Palmer's performances in My Sweetheart had a lasting effect, as described in an article in the February 1915 issue of Motion Picture Magazine: "The American woman in an English theater is always of the soubret type, due ... to the phenomenal success of Minnie Palmer when she originally produced My Sweetheart in London." A side effect of that success was that Palmer became so identified with girlish roles that she rarely could find success in other roles. Performances of My Sweetheart in England enhanced her status with the public and with critics. The 1885-1887 touring production also took Palmer and the company to Germany, Switzerland, Australia, New Zealand, and eight other countries.

Palmer continued to return to My Sweetheart with some frequency after the work's initial international tour.
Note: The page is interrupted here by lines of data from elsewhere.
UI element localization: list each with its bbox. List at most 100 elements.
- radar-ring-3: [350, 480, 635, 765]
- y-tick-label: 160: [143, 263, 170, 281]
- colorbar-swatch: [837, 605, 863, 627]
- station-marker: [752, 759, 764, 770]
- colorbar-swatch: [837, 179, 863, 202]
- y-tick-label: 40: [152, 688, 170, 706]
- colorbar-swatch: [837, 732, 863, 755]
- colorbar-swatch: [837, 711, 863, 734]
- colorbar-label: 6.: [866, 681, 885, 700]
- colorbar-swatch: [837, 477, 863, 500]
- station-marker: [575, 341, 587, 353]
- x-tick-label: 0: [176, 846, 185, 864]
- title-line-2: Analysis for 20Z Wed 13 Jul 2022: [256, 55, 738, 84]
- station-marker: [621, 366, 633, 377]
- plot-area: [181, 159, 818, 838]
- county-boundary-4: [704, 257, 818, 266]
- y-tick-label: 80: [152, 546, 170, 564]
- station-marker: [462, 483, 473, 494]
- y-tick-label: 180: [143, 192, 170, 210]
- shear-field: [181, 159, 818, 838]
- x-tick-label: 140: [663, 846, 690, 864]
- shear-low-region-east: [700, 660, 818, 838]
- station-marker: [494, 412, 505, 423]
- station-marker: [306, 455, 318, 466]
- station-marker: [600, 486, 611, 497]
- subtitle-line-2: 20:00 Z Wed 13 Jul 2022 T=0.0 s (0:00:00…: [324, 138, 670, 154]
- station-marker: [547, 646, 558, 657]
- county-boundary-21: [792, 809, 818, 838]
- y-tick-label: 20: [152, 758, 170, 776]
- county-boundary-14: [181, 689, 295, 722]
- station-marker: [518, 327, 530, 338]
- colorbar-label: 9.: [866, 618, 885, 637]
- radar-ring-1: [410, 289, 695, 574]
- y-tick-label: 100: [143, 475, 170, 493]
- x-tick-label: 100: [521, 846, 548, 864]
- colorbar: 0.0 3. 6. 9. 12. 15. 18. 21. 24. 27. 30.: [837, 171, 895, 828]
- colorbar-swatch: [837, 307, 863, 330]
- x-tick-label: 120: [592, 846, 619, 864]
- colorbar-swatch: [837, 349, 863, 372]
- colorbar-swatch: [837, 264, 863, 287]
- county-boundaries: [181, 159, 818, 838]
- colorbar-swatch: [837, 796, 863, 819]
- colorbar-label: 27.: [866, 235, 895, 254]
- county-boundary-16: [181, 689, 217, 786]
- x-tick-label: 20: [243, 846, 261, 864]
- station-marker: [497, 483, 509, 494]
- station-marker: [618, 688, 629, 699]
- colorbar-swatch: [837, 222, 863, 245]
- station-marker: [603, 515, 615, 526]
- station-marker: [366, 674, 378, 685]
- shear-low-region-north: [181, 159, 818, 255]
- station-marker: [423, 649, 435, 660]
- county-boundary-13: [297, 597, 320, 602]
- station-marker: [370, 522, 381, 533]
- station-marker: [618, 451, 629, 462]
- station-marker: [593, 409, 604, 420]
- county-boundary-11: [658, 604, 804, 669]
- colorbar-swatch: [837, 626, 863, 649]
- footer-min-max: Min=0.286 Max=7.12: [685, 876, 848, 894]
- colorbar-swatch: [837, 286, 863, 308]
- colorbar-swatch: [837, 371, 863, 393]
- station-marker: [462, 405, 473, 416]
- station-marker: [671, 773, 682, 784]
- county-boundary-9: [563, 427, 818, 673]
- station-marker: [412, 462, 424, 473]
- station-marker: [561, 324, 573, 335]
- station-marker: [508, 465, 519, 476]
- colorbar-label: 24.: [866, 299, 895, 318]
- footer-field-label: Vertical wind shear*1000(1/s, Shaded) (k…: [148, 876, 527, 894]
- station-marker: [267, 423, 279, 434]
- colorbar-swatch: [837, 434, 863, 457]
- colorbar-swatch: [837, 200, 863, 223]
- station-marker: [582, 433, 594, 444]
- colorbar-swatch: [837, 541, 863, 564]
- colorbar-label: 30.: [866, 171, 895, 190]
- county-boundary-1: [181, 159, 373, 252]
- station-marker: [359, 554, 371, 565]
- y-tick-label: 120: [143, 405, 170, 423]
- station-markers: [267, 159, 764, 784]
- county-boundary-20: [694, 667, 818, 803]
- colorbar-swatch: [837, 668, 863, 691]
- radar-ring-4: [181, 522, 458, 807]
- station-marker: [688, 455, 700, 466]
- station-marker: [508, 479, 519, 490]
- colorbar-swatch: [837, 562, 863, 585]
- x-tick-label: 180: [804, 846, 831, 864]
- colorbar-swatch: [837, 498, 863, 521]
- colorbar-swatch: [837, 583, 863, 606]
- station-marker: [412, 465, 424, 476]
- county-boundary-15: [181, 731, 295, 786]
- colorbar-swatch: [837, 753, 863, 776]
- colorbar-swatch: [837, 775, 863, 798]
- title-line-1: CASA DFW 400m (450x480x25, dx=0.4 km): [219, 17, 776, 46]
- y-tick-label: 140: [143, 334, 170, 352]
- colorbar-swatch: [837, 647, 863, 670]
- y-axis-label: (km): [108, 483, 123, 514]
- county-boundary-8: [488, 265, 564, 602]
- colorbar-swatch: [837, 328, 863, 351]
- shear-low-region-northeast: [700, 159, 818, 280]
The work achieved its greatest popularity in Europe and Australia, but was not as successful in the United States and never reached Broadway. As late as February 1907 Palmer was starring in My Sweetheart at the Perth Theatre; more than 25 years after she originated the role.

Palmer retired from the stage in 1908.

== Personal life ==
Palmer married John R. Rogers, her manager, but they later divorced. Her next husband was Francis Jerrard, "a rich Englishman". She left acting and accompanied Jerrard to England, where they lived in "a sumptuous mansion".

== Confusion of identies ==
In the 1910s, some confusion arose when Minnie Marx, of the Marx Brothers family, assumed the name Minnie Palmer. The newer entertainer's use of the name caused confusion to researchers, "who continue to include both in the same files."

==Death==
On May 21, 1936, Palmer died in Bay Shore, Louisiana. She was 79 years old.